Handling Merge Conflicts with Git Rebase

When two people work on the same projects at the same time, there are bound to be situations where two people have edited the same code in two different ways. In an ideal world each member of your team would work on their own stories and discuss potential conflicts before they arise. But in the real world conflicts like this happen all the time.

The key to handling merge conflicts is to catch them early and often. It’s easier to resolve one or two merge conflicts per day than to handle 10 or 20 merge conflicts at the end of the week, after you and your teammates have forgetten the specifics of your code logic. I’m going to show you how to do mitigate issues using git rebase. 

git rebase vs git merge

First, what is a git merge? Join two or more development histories together by doing a three-way merge. You end up with a commit history that looks like this:

git-merge-history

What is a rebase?
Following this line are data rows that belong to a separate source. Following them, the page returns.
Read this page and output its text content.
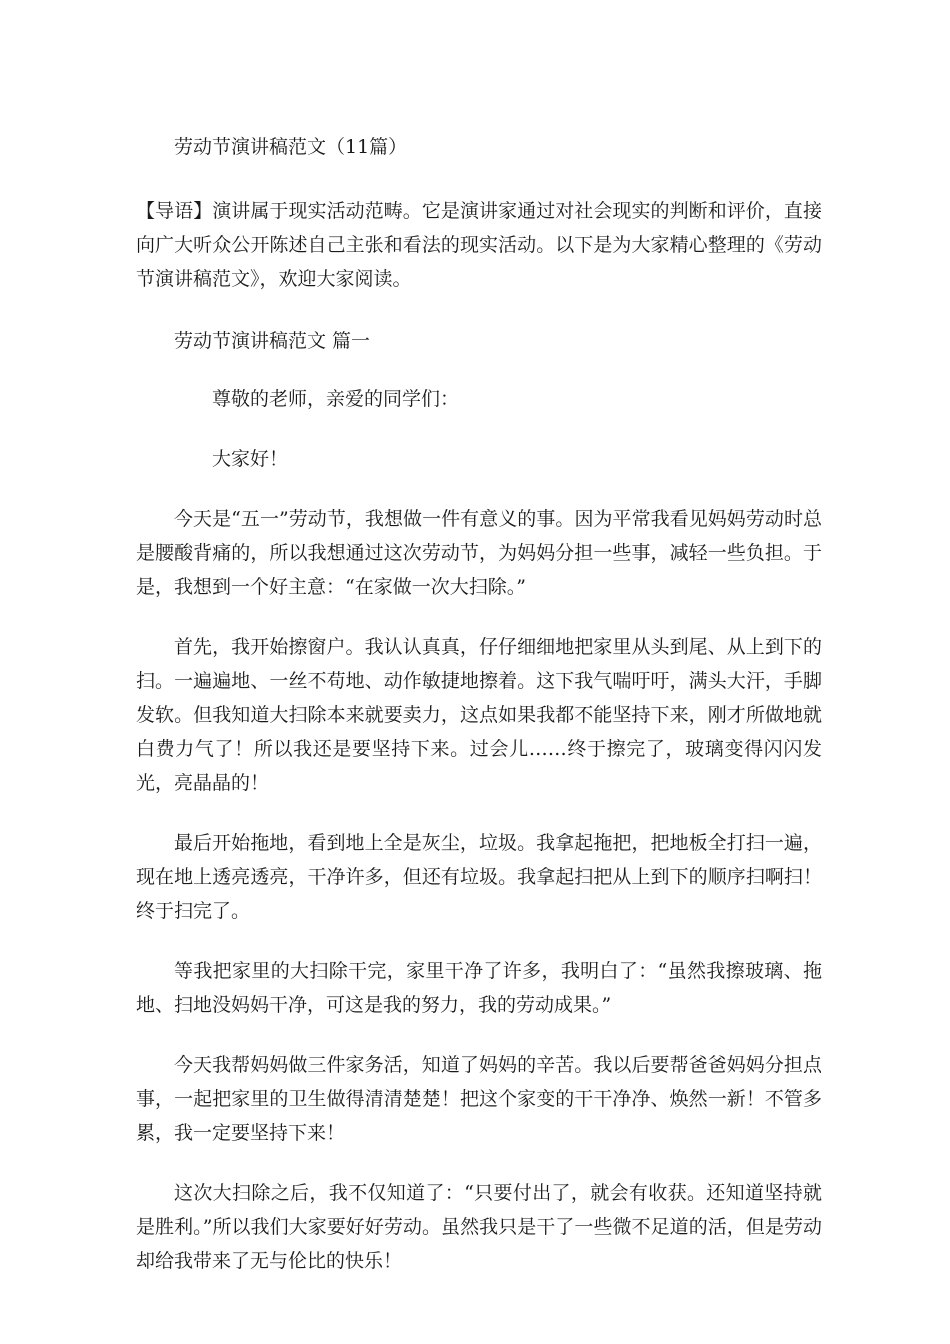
劳动节演讲稿范文（11篇）

【导语】演讲属于现实活动范畴。它是演讲家通过对社会现实的判断和评价，直接向广大听众公开陈述自己主张和看法的现实活动。以下是为大家精心整理的《劳动节演讲稿范文》，欢迎大家阅读。

劳动节演讲稿范文 篇一

尊敬的老师，亲爱的同学们：

大家好！

今天是“五一”劳动节，我想做一件有意义的事。因为平常我看见妈妈劳动时总是腰酸背痛的，所以我想通过这次劳动节，为妈妈分担一些事，减轻一些负担。于是，我想到一个好主意：“在家做一次大扫除。”

首先，我开始擦窗户。我认认真真，仔仔细细地把家里从头到尾、从上到下的扫。一遍遍地、一丝不苟地、动作敏捷地擦着。这下我气喘吁吁，满头大汗，手脚发软。但我知道大扫除本来就要卖力，这点如果我都不能坚持下来，刚才所做地就白费力气了！所以我还是要坚持下来。过会儿……终于擦完了，玻璃变得闪闪发光，亮晶晶的！

最后开始拖地，看到地上全是灰尘，垃圾。我拿起拖把，把地板全打扫一遍，现在地上透亮透亮，干净许多，但还有垃圾。我拿起扫把从上到下的顺序扫啊扫！终于扫完了。

等我把家里的大扫除干完，家里干净了许多，我明白了：“虽然我擦玻璃、拖地、扫地没妈妈干净，可这是我的努力，我的劳动成果。”

今天我帮妈妈做三件家务活，知道了妈妈的辛苦。我以后要帮爸爸妈妈分担点事，一起把家里的卫生做得清清楚楚！把这个家变的干干净净、焕然一新！不管多累，我一定要坚持下来！

这次大扫除之后，我不仅知道了：“只要付出了，就会有收获。还知道坚持就是胜利。”所以我们大家要好好劳动。虽然我只是干了一些微不足道的活，但是劳动却给我带来了无与伦比的快乐！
When you rebase you take all the changes that were committed on one branch and replay them on another one.  By doing this you end up with a clean history of commits, not one with merging commits. It looks like this:

git-rebase-history

rebasing your branch from the master branch

Pretend that you’re working on a team project and you have a story assigned to you. This story is taking you 3 days to finish. During those 3 days you have team members constantly pushing their story branches and merging them with the master branch, which leaves your local branch far behind the master branch. There might even be conflicts between your edits and someone else’s edits.

One strategy to mitigate potential problems is to regularly rebase from the master branch. The important git command we’ll use in this case is $git pull –rebase origin master. This will fetch the master branch from your team repo and then rebase your branch with the master branch. If there are any merge conflicts, git will notify you so you can solve them step-by-step.

Example Process:

1) You should already have made edits and committed the edits on your own branch. In this example, my branch is named Laura-Branch-One

2) $git pull –rebase origin master

git-pull-rebase-screenshot

Oops, I ran into a merge conflict!

3) $git status will show us where we are

git-status-rebase

It looks like I need to check out the lib/class_three.rb file and choose which changes I would like to keep. I do this using vim.

4) $vim lib/class_three.rb

Delete everything that was added to the file and leave it with the edits you want to keep.

5) $git add.

Add your change to the rebase branch

6) $git rebase –continue

git-rebase-clean-up

Now you’ve completed your rebase. When you’re done you can keep editing your branch or push your branch up to the team repository with a clean history.